Mobile Experiences Just Got Better
Oh, hello friends, it's been too long! But I couldn't let today's news stay this far under the radar. With a relatively small announcement on its blog, Google announced that the first Instant Apps have gone live! As a reminder, Instant Apps are Android apps that are internally compartmentalized into individual views (atoms) that your users can interact with from web search results. For instance, if a customer only needs to find the nearest bank ATM, they shouldn't need to download your app (and use precious device storage) to do that -- now they simply interact with the appropriate screen within the existing app delivered via the web! This immediately changes how companies deliver mobile experiences. Why? Because it knocks down 3 major stumbling blocks of mobile experience development:
App discovery is hard. Users find content with web search engines. Instant Apps brings that same power to finding app experiences. Getting people into an app store is hard. Finding your app once there is hard (Our recent data shows that only 26% of smartphone users find new apps through app store searches). Ensuring their device has enough free space, and that no angry reviews scare them off is hard. Deep linking was a bandaid for some of these ills, but Instant Apps will solve them all by delivering a complete native experience as the result of a web search.
Great mobile app experiences are better than functional browser experiences. You'll notice I didn't use the word "native" -- users don't care how you build them, but they do assume that if they install an app it will provide a premier experience over the web. This is due to long-standing perceptions that we all have about the mobile web; it's slow to load, doesn't work offline, and isn't a differentiated experience on my shiny new iPhone 7 vs. my old Samsung S5. We build today's web to today's web standards (which will also change this year, but more on that in a bit) and also to the lowest common mobile browser denominator (looking at you Safari). This limits how amazing a mobile web experience can be. Instant Apps solves this by allowing companies to deliver an experience built directly for the device in your customers' hand, not for the common browser for all devices in all hands.
Building apps is hard. Many clients that I work with know what their app MVP should look like, but struggle to deliver that quickly and iterate on new features after delivery. Instant Apps, by their componentized nature, will force development teams to build concise functional elements that are then bundled into an Android APK. This forcing function will benefit both the web-delivered experience as well as the traditional app-delivered experience which leads to a better model for mobile development.
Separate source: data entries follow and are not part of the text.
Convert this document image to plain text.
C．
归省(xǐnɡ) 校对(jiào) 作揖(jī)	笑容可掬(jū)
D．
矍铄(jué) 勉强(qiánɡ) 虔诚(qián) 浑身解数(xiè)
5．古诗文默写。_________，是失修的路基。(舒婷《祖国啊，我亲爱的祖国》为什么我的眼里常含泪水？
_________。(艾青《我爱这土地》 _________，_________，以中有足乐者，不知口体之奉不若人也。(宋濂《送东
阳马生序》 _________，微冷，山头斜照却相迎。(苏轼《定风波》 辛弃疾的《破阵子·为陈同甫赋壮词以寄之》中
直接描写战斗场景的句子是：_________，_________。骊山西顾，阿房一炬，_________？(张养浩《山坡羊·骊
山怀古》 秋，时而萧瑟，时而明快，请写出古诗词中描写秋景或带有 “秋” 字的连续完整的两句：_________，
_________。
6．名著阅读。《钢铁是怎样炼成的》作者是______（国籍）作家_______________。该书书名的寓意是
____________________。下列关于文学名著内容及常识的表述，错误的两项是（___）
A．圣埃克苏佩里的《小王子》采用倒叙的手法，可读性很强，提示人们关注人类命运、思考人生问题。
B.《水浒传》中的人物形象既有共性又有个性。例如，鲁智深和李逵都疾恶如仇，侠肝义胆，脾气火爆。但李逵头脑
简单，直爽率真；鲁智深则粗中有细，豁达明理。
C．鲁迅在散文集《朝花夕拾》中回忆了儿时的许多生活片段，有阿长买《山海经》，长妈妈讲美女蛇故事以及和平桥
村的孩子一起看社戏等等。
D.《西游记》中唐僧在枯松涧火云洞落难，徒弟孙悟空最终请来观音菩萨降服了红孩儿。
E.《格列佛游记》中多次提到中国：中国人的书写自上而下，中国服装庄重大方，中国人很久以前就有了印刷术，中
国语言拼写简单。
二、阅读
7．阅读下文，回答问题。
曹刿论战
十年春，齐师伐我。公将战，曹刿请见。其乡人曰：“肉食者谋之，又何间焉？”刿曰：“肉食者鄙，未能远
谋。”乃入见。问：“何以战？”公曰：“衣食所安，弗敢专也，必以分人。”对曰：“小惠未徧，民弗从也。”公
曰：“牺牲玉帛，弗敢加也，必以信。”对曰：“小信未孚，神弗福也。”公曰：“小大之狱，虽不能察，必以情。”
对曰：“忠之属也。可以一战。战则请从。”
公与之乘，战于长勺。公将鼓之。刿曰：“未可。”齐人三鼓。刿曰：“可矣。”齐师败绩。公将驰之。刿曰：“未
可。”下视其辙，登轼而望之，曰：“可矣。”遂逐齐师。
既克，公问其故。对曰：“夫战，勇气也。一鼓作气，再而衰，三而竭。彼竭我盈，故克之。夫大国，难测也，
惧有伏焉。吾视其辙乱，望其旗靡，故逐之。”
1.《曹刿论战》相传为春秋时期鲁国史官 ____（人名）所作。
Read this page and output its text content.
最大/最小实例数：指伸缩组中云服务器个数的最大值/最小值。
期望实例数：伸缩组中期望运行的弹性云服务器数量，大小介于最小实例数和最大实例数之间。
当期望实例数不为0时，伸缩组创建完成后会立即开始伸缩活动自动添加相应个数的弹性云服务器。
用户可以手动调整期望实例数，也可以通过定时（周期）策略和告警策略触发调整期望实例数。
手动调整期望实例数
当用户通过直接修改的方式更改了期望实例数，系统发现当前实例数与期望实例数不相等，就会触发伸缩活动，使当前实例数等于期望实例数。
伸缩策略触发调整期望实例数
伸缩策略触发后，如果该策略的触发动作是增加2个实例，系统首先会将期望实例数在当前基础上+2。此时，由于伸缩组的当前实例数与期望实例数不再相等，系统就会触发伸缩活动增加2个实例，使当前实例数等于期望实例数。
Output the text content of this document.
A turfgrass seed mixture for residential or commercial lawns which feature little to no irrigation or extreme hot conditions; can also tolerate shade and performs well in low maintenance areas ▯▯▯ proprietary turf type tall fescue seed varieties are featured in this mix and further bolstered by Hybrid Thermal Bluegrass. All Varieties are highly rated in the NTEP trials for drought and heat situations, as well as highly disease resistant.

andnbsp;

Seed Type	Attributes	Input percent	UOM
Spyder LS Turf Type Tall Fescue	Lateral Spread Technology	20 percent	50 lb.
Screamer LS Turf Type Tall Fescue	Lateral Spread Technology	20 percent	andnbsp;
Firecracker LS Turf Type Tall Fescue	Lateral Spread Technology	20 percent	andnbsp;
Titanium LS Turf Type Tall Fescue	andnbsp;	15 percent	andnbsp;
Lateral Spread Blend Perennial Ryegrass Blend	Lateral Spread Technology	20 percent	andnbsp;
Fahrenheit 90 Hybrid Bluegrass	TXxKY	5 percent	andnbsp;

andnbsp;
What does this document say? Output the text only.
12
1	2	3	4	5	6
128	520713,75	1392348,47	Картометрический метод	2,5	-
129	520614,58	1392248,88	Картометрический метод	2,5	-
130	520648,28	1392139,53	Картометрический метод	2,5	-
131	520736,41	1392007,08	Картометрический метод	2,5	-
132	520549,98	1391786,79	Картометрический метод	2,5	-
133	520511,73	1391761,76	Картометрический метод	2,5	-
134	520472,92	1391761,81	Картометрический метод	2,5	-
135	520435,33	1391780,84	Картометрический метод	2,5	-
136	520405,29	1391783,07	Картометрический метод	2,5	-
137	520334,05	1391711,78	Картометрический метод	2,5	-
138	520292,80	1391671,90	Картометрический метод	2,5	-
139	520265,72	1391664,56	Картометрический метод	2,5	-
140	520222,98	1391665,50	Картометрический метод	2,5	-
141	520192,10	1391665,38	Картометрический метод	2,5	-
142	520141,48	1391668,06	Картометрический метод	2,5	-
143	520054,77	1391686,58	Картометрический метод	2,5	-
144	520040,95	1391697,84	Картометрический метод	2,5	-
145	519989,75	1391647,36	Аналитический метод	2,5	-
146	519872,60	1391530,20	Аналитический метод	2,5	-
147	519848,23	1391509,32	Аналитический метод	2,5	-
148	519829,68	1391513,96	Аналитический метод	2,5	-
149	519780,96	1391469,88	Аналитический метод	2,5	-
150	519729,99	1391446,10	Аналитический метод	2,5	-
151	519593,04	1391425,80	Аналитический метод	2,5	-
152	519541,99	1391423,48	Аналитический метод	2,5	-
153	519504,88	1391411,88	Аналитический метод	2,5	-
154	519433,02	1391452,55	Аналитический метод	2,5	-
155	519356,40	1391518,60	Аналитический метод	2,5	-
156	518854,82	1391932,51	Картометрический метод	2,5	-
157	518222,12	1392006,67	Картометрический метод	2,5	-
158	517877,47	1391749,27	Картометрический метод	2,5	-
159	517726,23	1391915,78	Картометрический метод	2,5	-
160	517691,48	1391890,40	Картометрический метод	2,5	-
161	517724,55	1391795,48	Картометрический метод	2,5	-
But what about iOS? Unfortunately there's nothing on the public horizon that mimics this componentized model for Apple's platform. That said, if this is as successful as I believe it will be, Apple will have to react in a way that solves these three issues on their platform as well.
This is the tip of the iceberg. There are many advancements in browser standards, cross-platform mobile tooling, and development paradigms that are going live in 2017 that it is lining up to be a transformative year for mobile development, regardless of the experiences you're creating.